Alternate Activity 2: Paper Plate Families
Activity time: 10 minutes
Materials for Activity
- Plain paper plates
- Colored markers or crayons
Description of Activity
This hands-on activity demonstrates that people fill more than one role in their families.
Give each child at least three paper plates. Invite children to color the paper plates to look like faces of their own family members. Each child will need at least three, but allow participants to make as many as they like.
When all of the children have finished at least three plates, demonstrate how to mix and match the plates to show different family roles. For example, Susie, who is Kayla's mom, could also be Timothy's aunt. Kayla is Timothy's cousin. Timothy is Susie's nephew.
Invite volunteers to show and tell about the family members they have drawn. Talk through as many configurations as time permits. It's okay to repeat configurations. Mixing and matching will demonstrate different family make-ups.

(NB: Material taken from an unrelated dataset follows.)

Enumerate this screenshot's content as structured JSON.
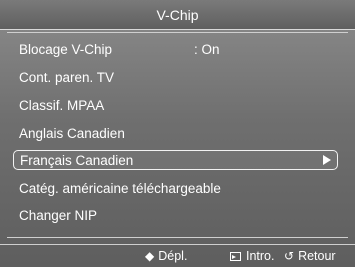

After mixing, use one or two plates as an example. Ask if a female plate could be a mom, a daughter, or both a mom and a daughter. Do this with different plates and different roles; for example, an uncle can also be a brother, a son, a father, a stepfather, or a cousin.
Share with the class that performing more than one role in a family is a great way for people to connect to each other differently. Relate it back to the story. Silo is partner to Roy , but dad to Tango. He performs different duties as a partner than he does as a dad. This makes life more interesting.